La scenografia di Christian Schmidt riprende l’impianto de Le nozze: l’interno di una villa, qui razionalista, con una scala che sale ai due piani superiori. L’arredo minimalista e il tutto bianco sono ovviamente di rigore. Il bosco che là proiettava ombre inquietanti sulle pareti e la foresta del Don Giovanni al secondo atto entrano direttamente all’interno, simbolo dell’irrazionalità e incontrollabilità del desiderio. I travestimenti degli uomini e di Despina qui sono del tutto trascurati: bastano due maschere africane e i piedi nudi per i due “albanesi”, una mascherina da chirurgo, che però si toglie subito, per la Despina «magnetico dottore» e un paio di occhiali per la Despina notaio.
Non molto comprensibili tagli ai recitativi, tempi dilatati e un trattamento cameristico dell’orchestra sono le particolarità della concertazione di Daniel Barenboim.

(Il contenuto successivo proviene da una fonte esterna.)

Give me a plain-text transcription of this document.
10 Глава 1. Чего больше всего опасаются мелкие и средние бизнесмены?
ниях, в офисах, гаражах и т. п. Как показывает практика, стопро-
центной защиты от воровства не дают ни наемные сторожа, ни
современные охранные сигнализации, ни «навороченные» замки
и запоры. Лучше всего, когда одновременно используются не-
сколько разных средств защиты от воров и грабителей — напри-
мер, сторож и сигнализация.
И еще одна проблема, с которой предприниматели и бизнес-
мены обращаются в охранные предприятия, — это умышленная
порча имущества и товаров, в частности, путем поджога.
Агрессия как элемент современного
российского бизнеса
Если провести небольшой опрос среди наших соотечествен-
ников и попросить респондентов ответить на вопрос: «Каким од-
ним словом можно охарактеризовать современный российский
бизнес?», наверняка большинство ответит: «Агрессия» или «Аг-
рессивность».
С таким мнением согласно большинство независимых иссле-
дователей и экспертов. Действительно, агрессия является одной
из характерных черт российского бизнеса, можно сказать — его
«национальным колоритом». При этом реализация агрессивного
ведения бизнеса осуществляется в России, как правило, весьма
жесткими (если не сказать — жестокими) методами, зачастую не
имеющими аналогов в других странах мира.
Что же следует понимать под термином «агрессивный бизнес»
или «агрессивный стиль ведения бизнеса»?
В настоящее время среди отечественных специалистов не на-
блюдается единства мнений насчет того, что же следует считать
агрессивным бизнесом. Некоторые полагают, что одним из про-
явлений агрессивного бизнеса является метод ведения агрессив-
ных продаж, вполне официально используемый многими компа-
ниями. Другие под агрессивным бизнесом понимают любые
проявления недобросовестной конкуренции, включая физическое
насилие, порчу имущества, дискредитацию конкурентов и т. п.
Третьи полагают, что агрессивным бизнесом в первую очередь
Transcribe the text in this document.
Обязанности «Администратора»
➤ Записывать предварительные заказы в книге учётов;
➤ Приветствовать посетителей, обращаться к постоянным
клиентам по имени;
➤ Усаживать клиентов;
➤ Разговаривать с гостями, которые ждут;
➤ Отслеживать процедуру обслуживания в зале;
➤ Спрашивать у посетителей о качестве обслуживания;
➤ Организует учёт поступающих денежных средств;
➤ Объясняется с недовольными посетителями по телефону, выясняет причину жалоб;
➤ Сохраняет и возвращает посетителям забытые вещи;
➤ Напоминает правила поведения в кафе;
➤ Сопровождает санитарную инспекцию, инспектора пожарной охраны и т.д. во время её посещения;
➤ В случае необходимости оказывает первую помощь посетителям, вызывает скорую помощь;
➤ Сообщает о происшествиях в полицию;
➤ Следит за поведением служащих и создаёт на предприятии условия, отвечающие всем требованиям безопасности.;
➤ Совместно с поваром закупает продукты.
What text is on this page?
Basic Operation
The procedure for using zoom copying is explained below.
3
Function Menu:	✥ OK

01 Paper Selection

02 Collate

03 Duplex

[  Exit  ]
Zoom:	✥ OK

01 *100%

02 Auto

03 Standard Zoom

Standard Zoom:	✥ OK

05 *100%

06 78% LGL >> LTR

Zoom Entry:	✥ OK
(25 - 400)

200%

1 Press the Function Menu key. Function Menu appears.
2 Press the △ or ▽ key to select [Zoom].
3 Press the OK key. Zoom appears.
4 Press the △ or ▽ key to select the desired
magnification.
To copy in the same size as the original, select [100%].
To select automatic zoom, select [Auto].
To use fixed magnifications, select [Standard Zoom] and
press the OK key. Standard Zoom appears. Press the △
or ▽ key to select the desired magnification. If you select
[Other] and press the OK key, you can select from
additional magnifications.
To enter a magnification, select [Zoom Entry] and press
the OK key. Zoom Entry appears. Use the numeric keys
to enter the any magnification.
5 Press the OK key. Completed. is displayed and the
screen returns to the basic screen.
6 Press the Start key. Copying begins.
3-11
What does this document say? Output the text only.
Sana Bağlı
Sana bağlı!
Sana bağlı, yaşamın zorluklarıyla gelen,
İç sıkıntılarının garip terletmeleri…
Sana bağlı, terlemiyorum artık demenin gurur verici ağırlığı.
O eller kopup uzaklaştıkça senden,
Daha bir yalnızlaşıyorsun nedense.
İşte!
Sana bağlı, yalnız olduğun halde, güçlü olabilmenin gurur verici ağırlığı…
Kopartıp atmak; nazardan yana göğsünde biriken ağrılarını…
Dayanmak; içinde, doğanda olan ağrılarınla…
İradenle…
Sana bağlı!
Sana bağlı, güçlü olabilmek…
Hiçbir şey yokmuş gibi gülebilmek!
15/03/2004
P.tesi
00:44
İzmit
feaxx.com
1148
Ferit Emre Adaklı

Come per il regista non c’è spazio per il divertimento, lo scherzo, la malizia, presenti sia nel libretto sia in partitura. Per un Così fan tutte che invece al divertimento si affida in pieno si deve ricorrere a quello londinese di Jonathan Miller.
Dallo spettacolo della Royal Opera House arriva la Fiordiligi di Maria Bengtsson, qui scenicamente meno convincente e convinta, ma non è colpa sua. Dorabella ha in Katija Dragojevic un’interprete non memorabile e ancor meno soddisfacente è il Guglielmo di Adam Plachetka, baritono di colore chiaro e piuttosto anonimo. Il Ferrando di Rolando Villazón è spesso sopra le righe e «Un dolce ristoro» insopportabilmente sguaiato. Michele Pertusi è un Don Ferrando autorevole, ma anche a lui manca l’ironia mentre Serena Malfi disegna una Despina troppo marcata, servetta vecchia maniera in totale contrasto con il tono dello spettacolo.
Nelle riprese televisive la solita Patrizia Carmine fa a meno delle dissolvenze ma non delle sue tipiche riprese zenitali.